Contudo, não espere desse filme uma análise histórica densa ou uma crítica sistematizada ao Estado na experiência do “socialismo real”. O que temos em “A Vida dos Outros” são belos achados, em meio aos limites do entretenimento e de um drama convencional, que nos instigam a refletir as contradições da dividida Alemanha, principalmente no que se refere ao indivíduo.
O principal desses achados é o próprio personagem do Capitão Wiesler, representado por Ulrich Mühe, que ao contrário dos seus comparsas de Stasi e do próprio Estado, presentes no filme, foge dos clichês e se transforma durante a narrativa. Mühe, morto em 2007, foi um dos maiores nomes do teatro da RDA e no período anterior à queda do muro de Berlim participou das mobilizações em favor da reunificação, tendo sido espionado pela própria mulher, também atriz e informante da Stasi.
Espionagem
No filme, o Capitão Wiesler espiona o casal Dreyman e Christa, grandes nomes do teatro local. Dreyman é o dramaturgo de maior reconhecimento no país, um artista aceito pelo sistema e também do Ocidente mesmo “sem ser subversivo”. É amigo da mulher do presidente, e dentre tantas qualidades ainda é o estereótipo do galã, belo, sorridente e bem resolvido com a igualmente bela Christa, atriz de renome do teatro alemão. Christa, entretanto, não é segura artisticamente como Dreyman, tendo que recorrer a remédios ilegais e para manter sua posição de atriz de primeiro time cede ao assédio sexual do ministro da Cultura, Hempf.
Munido de muitas escutas posicionadas por sua equipe nas paredes da casa de Dreyman e Christa, Wiesler acompanha cada suspiro do casal e projeta na vida dos outros a sua tão vazia e cinza existência. O personagem central então se despe da alcunha de capitão e coloca em segundo plano toda a responsabilidade de espionagem que lhe era de costume. Wiesler inicia a sua metamorfose. Encontra nas situações vividas entre Dreyman e Christa, anseios e angústias de sua própria vida.
O acontecimento limite no processo que Wiesler vive é o suicídio do grande amigo de Dreyman, o diretor de teatro “não-adaptado”, presente na lista negra do Estado, Jerska.
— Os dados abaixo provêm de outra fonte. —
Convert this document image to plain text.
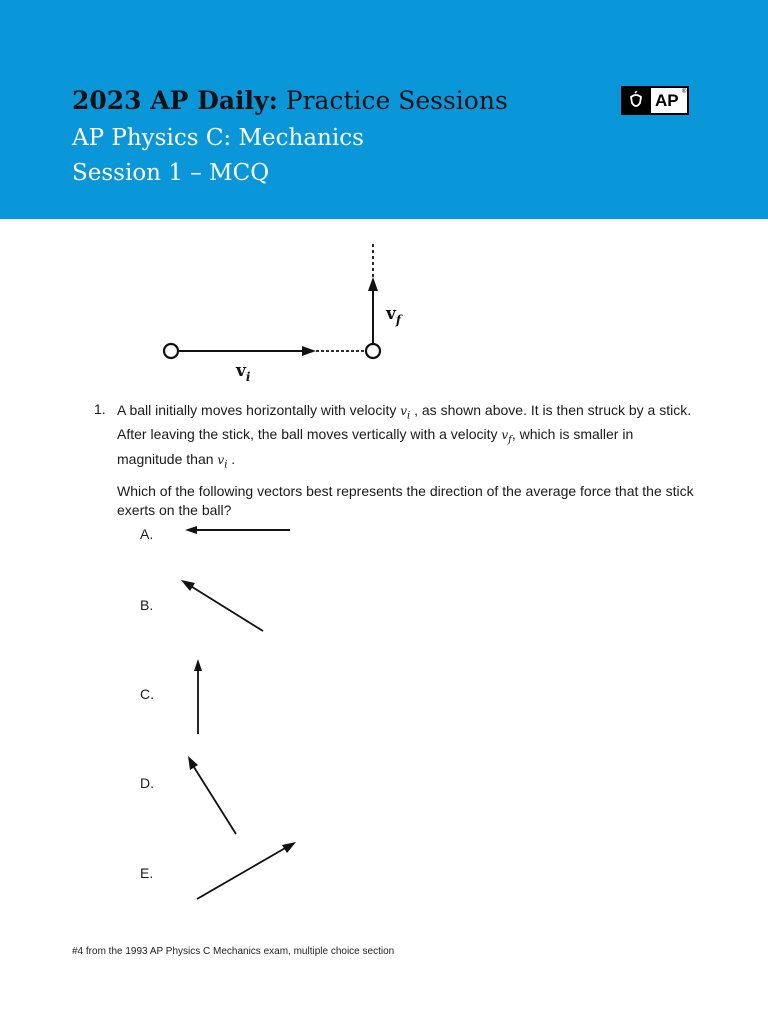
2023 AP Daily: Practice Sessions
AP Physics C: Mechanics
Session 1 – MCQ
AP ®
$v_i$
$v_f$
1. A ball initially moves horizontally with velocity $v_i$ , as shown above. It is then struck by a stick. After leaving the stick, the ball moves vertically with a velocity $v_f$, which is smaller in magnitude than $v_i$ .

Which of the following vectors best represents the direction of the average force that the stick exerts on the ball?

A.
B.
C.
D.
E.
#4 from the 1993 AP Physics C Mechanics exam, multiple choice section
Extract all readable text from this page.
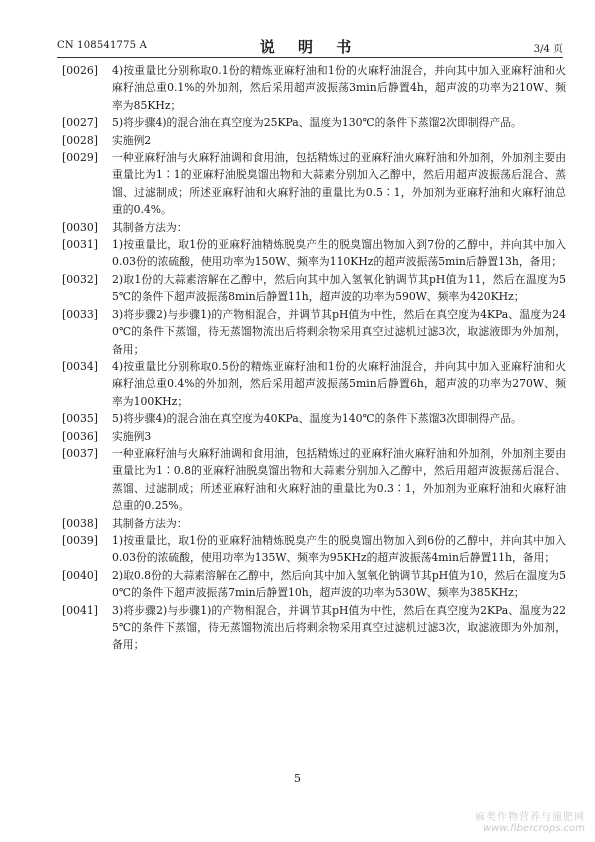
CN 108541775 A	说 明 书	3/4 页
[0026]	4)按重量比分别称取0.1份的精炼亚麻籽油和1份的火麻籽油混合，并向其中加入亚麻籽油和火麻籽油总重0.1%的外加剂，然后采用超声波振荡3min后静置4h，超声波的功率为210W、频率为85KHz；
[0027]	5)将步骤4)的混合油在真空度为25KPa、温度为130℃的条件下蒸馏2次即制得产品。
[0028]	实施例2
[0029]	一种亚麻籽油与火麻籽油调和食用油，包括精炼过的亚麻籽油火麻籽油和外加剂，外加剂主要由重量比为1∶1的亚麻籽油脱臭馏出物和大蒜素分别加入乙醇中，然后用超声波振荡后混合、蒸馏、过滤制成；所述亚麻籽油和火麻籽油的重量比为0.5∶1，外加剂为亚麻籽油和火麻籽油总重的0.4%。
[0030]	其制备方法为：
[0031]	1)按重量比，取1份的亚麻籽油精炼脱臭产生的脱臭馏出物加入到7份的乙醇中，并向其中加入0.03份的浓硫酸，使用功率为150W、频率为110KHz的超声波振荡5min后静置13h，备用；
[0032]	2)取1份的大蒜素溶解在乙醇中，然后向其中加入氢氧化钠调节其pH值为11，然后在温度为55℃的条件下超声波振荡8min后静置11h，超声波的功率为590W、频率为420KHz；
[0033]	3)将步骤2)与步骤1)的产物相混合，并调节其pH值为中性，然后在真空度为4KPa、温度为240℃的条件下蒸馏，待无蒸馏物流出后将剩余物采用真空过滤机过滤3次，取滤液即为外加剂，备用；
[0034]	4)按重量比分别称取0.5份的精炼亚麻籽油和1份的火麻籽油混合，并向其中加入亚麻籽油和火麻籽油总重0.4%的外加剂，然后采用超声波振荡5min后静置6h，超声波的功率为270W、频率为100KHz；
[0035]	5)将步骤4)的混合油在真空度为40KPa、温度为140℃的条件下蒸馏3次即制得产品。
[0036]	实施例3
[0037]	一种亚麻籽油与火麻籽油调和食用油，包括精炼过的亚麻籽油火麻籽油和外加剂，外加剂主要由重量比为1∶0.8的亚麻籽油脱臭馏出物和大蒜素分别加入乙醇中，然后用超声波振荡后混合、蒸馏、过滤制成；所述亚麻籽油和火麻籽油的重量比为0.3∶1，外加剂为亚麻籽油和火麻籽油总重的0.25%。
[0038]	其制备方法为：
[0039]	1)按重量比，取1份的亚麻籽油精炼脱臭产生的脱臭馏出物加入到6份的乙醇中，并向其中加入0.03份的浓硫酸，使用功率为135W、频率为95KHz的超声波振荡4min后静置11h，备用；
[0040]	2)取0.8份的大蒜素溶解在乙醇中，然后向其中加入氢氧化钠调节其pH值为10，然后在温度为50℃的条件下超声波振荡7min后静置10h，超声波的功率为530W、频率为385KHz；
[0041]	3)将步骤2)与步骤1)的产物相混合，并调节其pH值为中性，然后在真空度为2KPa、温度为225℃的条件下蒸馏，待无蒸馏物流出后将剩余物采用真空过滤机过滤3次，取滤液即为外加剂，备用；
5
麻类作物营养与施肥网
www.fibercrops.com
A dor de Dreyman e a cumplicidade de Wiesler se unem de vez, quando o primeiro toca ao piano a “Sonata para um Homem Bom” e Wiesler se emociona e chora. O próprio suicídio de Jerska transfere alguma parcela de culpa ao capitão, pelo que ele representa, e ao ator, que de certa forma se omitia desta situação. O Estado matou aos poucos seu velho amigo, o privando de sua arte, e ele nada fez.
Um outro achado que merece registro é a caracterização da RDA na fotografia, que insere o espectador numa atmosfera de vazio e melancolia usando panorâmicas de câmera fixa e grande angular em tons de cinza azulado. Constrói também salas de interrogatório pesadas, no mesmo cinza, e cria o contraste entre os ambientes de Dreyman – com tons mais vivos e detalhes - e os de Wiesler, monocromáticos.
O uso de boas metáforas visuais, como as passagens do carro de Wiesler na panorâmica escura quando ele parte do ambiente de Dreyman para seu ambiente real e a seqüência de galhos secos antes da reunificação das Alemanhas, reforçam o ponto de maior peso em “A Vida dos Outros”: a possibilidade de mudança de um homem.
Esta transformação é apresentada de maneira sutil, e ao mesmo tempo escancarada. Porque para um “soldado” da Stasi, que até então tinha práticas desumanas e perversas de interrogação e, depois, se coloca em risco para proteger a vida alheia é uma mudança abrupta, mas os elementos responsáveis por estas mudanças vão surgindo levemente ao longo do filme em forma de poesia, música e sentimentos.
Ao “observar” a vida dos outros, Wiesler se descobre um pouco mais na sua própria sonata.